Юра снял стёганную на вате старенькую курточку и протянул Любаше.
— На́ вот, надень.
— А ты?
— Не замёрзну, не бойся.
Когда ребята подошли к школе, солнце уже почти совсем опустилось за Амур.
В коридоре не было никого. Вошёл дедушка Заксор, бросил у печки вязанку дров, эхо гулко отдалось в пустых классах.
— Чего здесь? — строго спросил сторож. — Все домой пошли. Пол чистый. Нельзя топтать.
— Дедушка, мы мох принесли, — сказала Любаша. — Между рамами класть…
— Мох? Уже не нужно. Окна заклеили, учительница ушла. Идите, идите, — выпроводил дедушка ребят.
Юра и Любаша обежали школу, заглянули в окна класса. Да, там уже были двойные рамы, между ними зеленел пушистый мох, а на нём, для красоты, лежали кисти рябины, шишечки кедрового стланика и даже два больших белых гриба…
— Ну вот, — огорчённо сказал Юра. — Всё из-за тебя.
Любаша молча сняла Юрину курточку и протянула ему.
В это время к школе подбежала Вера Николаевна. Она была бледная, встревоженная.
— Юра, Любаша… Пришли… Где же вы были? Я уж хотела людей собирать, в тайгу идти. Беги скорей домой, Любаша, там мама беспокоится.
Потом она повернулась к мальчику:
— А от тебя, Юра, я никак не ожидала. Вот уж, говорят, с кем поведёшься…

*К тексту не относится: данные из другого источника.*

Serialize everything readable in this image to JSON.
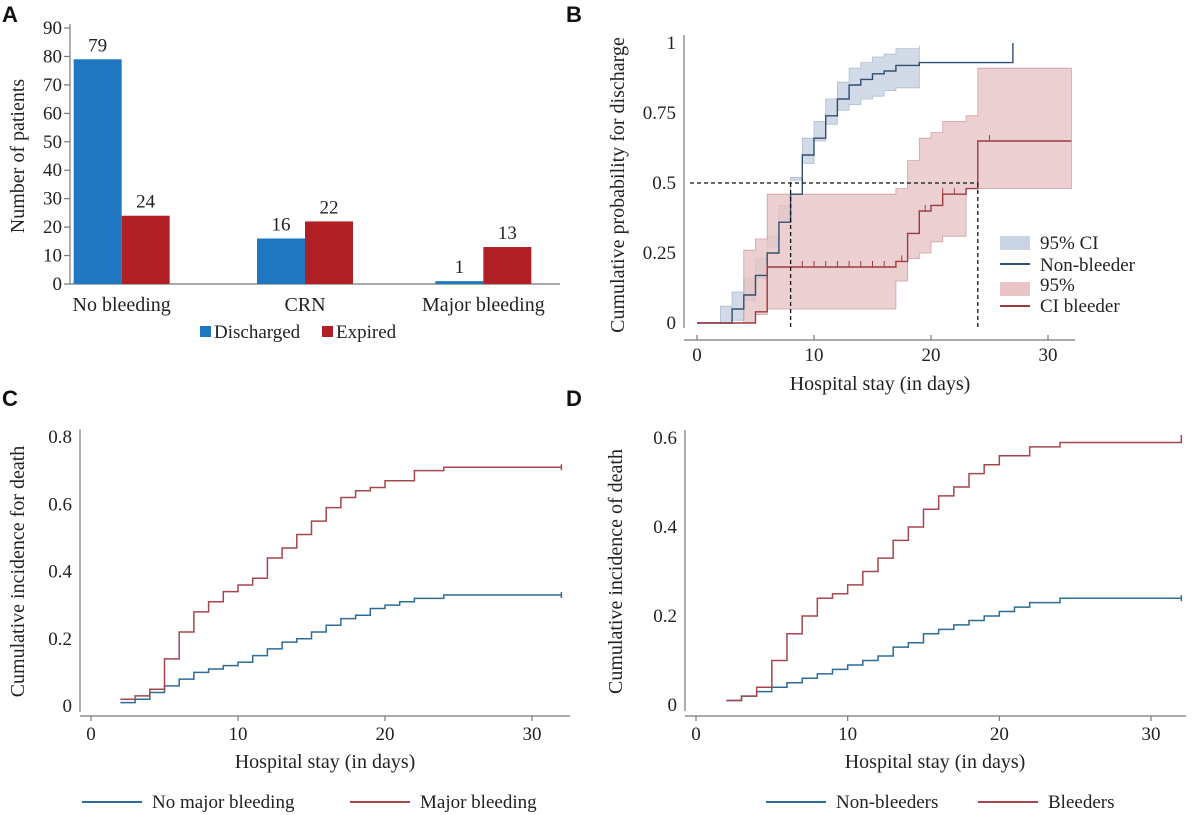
{
  "colors": {
    "discharged": "#1f77c2",
    "expired": "#b01f24",
    "non_bleeder_line": "#2f4f6f",
    "bleeder_line": "#9b3a40",
    "ci_non_bleeder": "#c9d4e2",
    "ci_bleeder": "#e8c4c6",
    "blue_curve": "#2c6c96",
    "red_curve": "#a5474d"
  },
  "chart_data": [
    {
      "panel": "A",
      "type": "bar",
      "categories": [
        "No bleeding",
        "CRN",
        "Major bleeding"
      ],
      "series": [
        {
          "name": "Discharged",
          "values": [
            79,
            16,
            1
          ]
        },
        {
          "name": "Expired",
          "values": [
            24,
            22,
            13
          ]
        }
      ],
      "ylabel": "Number of patients",
      "ylim": [
        0,
        90
      ],
      "yticks": [
        "0",
        "10",
        "20",
        "30",
        "40",
        "50",
        "60",
        "70",
        "80",
        "90"
      ],
      "legend": [
        "Discharged",
        "Expired"
      ]
    },
    {
      "panel": "B",
      "type": "line",
      "xlabel": "Hospital stay (in days)",
      "ylabel": "Cumulative probability for discharge",
      "xlim": [
        -1,
        32
      ],
      "ylim": [
        0,
        1
      ],
      "xticks": [
        "0",
        "10",
        "20",
        "30"
      ],
      "yticks": [
        "0",
        "0.25",
        "0.5",
        "0.75",
        "1"
      ],
      "series": [
        {
          "name": "Non-bleeder",
          "x": [
            0,
            2,
            3,
            4,
            5,
            6,
            7,
            8,
            9,
            10,
            11,
            12,
            13,
            14,
            15,
            16,
            17,
            19,
            27,
            27
          ],
          "y": [
            0,
            0,
            0.05,
            0.1,
            0.17,
            0.25,
            0.36,
            0.46,
            0.6,
            0.66,
            0.74,
            0.8,
            0.85,
            0.87,
            0.89,
            0.9,
            0.92,
            0.93,
            0.93,
            1.0
          ]
        },
        {
          "name": "CI bleeder",
          "x": [
            0,
            4,
            5,
            6,
            17,
            18,
            19,
            20,
            21,
            23,
            24,
            32
          ],
          "y": [
            0,
            0,
            0.04,
            0.2,
            0.22,
            0.32,
            0.4,
            0.42,
            0.46,
            0.48,
            0.65,
            0.65
          ]
        }
      ],
      "median_lines": [
        8,
        24
      ],
      "median_level": 0.5,
      "legend": [
        "95% CI",
        "Non-bleeder",
        "95%",
        "CI bleeder"
      ]
    },
    {
      "panel": "C",
      "type": "line",
      "xlabel": "Hospital stay (in days)",
      "ylabel": "Cumulative incidence for death",
      "xlim": [
        0,
        32
      ],
      "ylim": [
        0,
        0.8
      ],
      "xticks": [
        "0",
        "10",
        "20",
        "30"
      ],
      "yticks": [
        "0",
        "0.2",
        "0.4",
        "0.6",
        "0.8"
      ],
      "series": [
        {
          "name": "No major bleeding",
          "x": [
            2,
            3,
            4,
            5,
            6,
            7,
            8,
            9,
            10,
            11,
            12,
            13,
            14,
            15,
            16,
            17,
            18,
            19,
            20,
            21,
            22,
            24,
            32
          ],
          "y": [
            0.01,
            0.02,
            0.04,
            0.06,
            0.08,
            0.1,
            0.11,
            0.12,
            0.13,
            0.15,
            0.17,
            0.19,
            0.2,
            0.22,
            0.24,
            0.26,
            0.27,
            0.29,
            0.3,
            0.31,
            0.32,
            0.33,
            0.33
          ]
        },
        {
          "name": "Major bleeding",
          "x": [
            2,
            3,
            4,
            5,
            6,
            7,
            8,
            9,
            10,
            11,
            12,
            13,
            14,
            15,
            16,
            17,
            18,
            19,
            20,
            22,
            24,
            32
          ],
          "y": [
            0.02,
            0.03,
            0.05,
            0.14,
            0.22,
            0.28,
            0.31,
            0.34,
            0.36,
            0.38,
            0.44,
            0.47,
            0.51,
            0.55,
            0.59,
            0.62,
            0.64,
            0.65,
            0.67,
            0.7,
            0.71,
            0.71
          ]
        }
      ],
      "legend": [
        "No major bleeding",
        "Major bleeding"
      ]
    },
    {
      "panel": "D",
      "type": "line",
      "xlabel": "Hospital stay (in days)",
      "ylabel": "Cumulative incidence of death",
      "xlim": [
        0,
        32
      ],
      "ylim": [
        0,
        0.6
      ],
      "xticks": [
        "0",
        "10",
        "20",
        "30"
      ],
      "yticks": [
        "0",
        "0.2",
        "0.4",
        "0.6"
      ],
      "series": [
        {
          "name": "Non-bleeders",
          "x": [
            2,
            3,
            4,
            5,
            6,
            7,
            8,
            9,
            10,
            11,
            12,
            13,
            14,
            15,
            16,
            17,
            18,
            19,
            20,
            21,
            22,
            24,
            32
          ],
          "y": [
            0.01,
            0.02,
            0.03,
            0.04,
            0.05,
            0.06,
            0.07,
            0.08,
            0.09,
            0.1,
            0.11,
            0.13,
            0.14,
            0.16,
            0.17,
            0.18,
            0.19,
            0.2,
            0.21,
            0.22,
            0.23,
            0.24,
            0.24
          ]
        },
        {
          "name": "Bleeders",
          "x": [
            2,
            3,
            4,
            5,
            6,
            7,
            8,
            9,
            10,
            11,
            12,
            13,
            14,
            15,
            16,
            17,
            18,
            19,
            20,
            22,
            24,
            32
          ],
          "y": [
            0.01,
            0.02,
            0.04,
            0.1,
            0.16,
            0.2,
            0.24,
            0.25,
            0.27,
            0.3,
            0.33,
            0.37,
            0.4,
            0.44,
            0.47,
            0.49,
            0.52,
            0.54,
            0.56,
            0.58,
            0.59,
            0.6
          ]
        }
      ],
      "legend": [
        "Non-bleeders",
        "Bleeders"
      ]
    }
  ]
}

Юра шёл домой очень расстроенный, что так огорчил Веру Николаевну. Эх, не слушаться бы ему Любаши, пойти с ребятами… А если бы Любаша заблудилась? Тогда ещё хуже получилось бы. До чего же девчонка вредная!.. Может, и вправду стоит её хорошенько отколотить?
Любаша поджидала его за углом. Опять не послушалась Веру Николаевну, ведь ей велели домой идти.
— Попало тебе? — спросила девочка не то злорадно, не то сочувственно.
— А ты как думала? — Юра смотрел в сторону, глаза его подозрительно блестели.
Любаша пошла с ним рядом.
— Юра, а Юра… Знаешь что? Я про границу на парте сегодня понарошке сказала. Пускай не будет границы, ладно?
Тёплая краюшка (повесть)
Отъезд
Подошёл контейнер, стали грузить вещи. Валил сырой мартовский снег, и Раиса Фёдоровна кричала, чтобы грузчики не ставили мебель на землю, пусть как вынесут из подъезда — сразу в контейнер.
Обалделая кошка металась по разорённым комнатам; она даже не мяукала, а урчала утробным голосом. Кошка была умная, понимала: хозяева уезжают. А что будет с нею и, главное, с её котятами? У тумбочки письменного стола распахнулась дверца, кошка юркнула туда, потом выскочила и стала таскать в тумбочку котят.
Тоня с Илюшкой жалостливо смотрели на неё.
— Пусть едут? — тихо, чтобы не слышала мама, спросил Илюшка.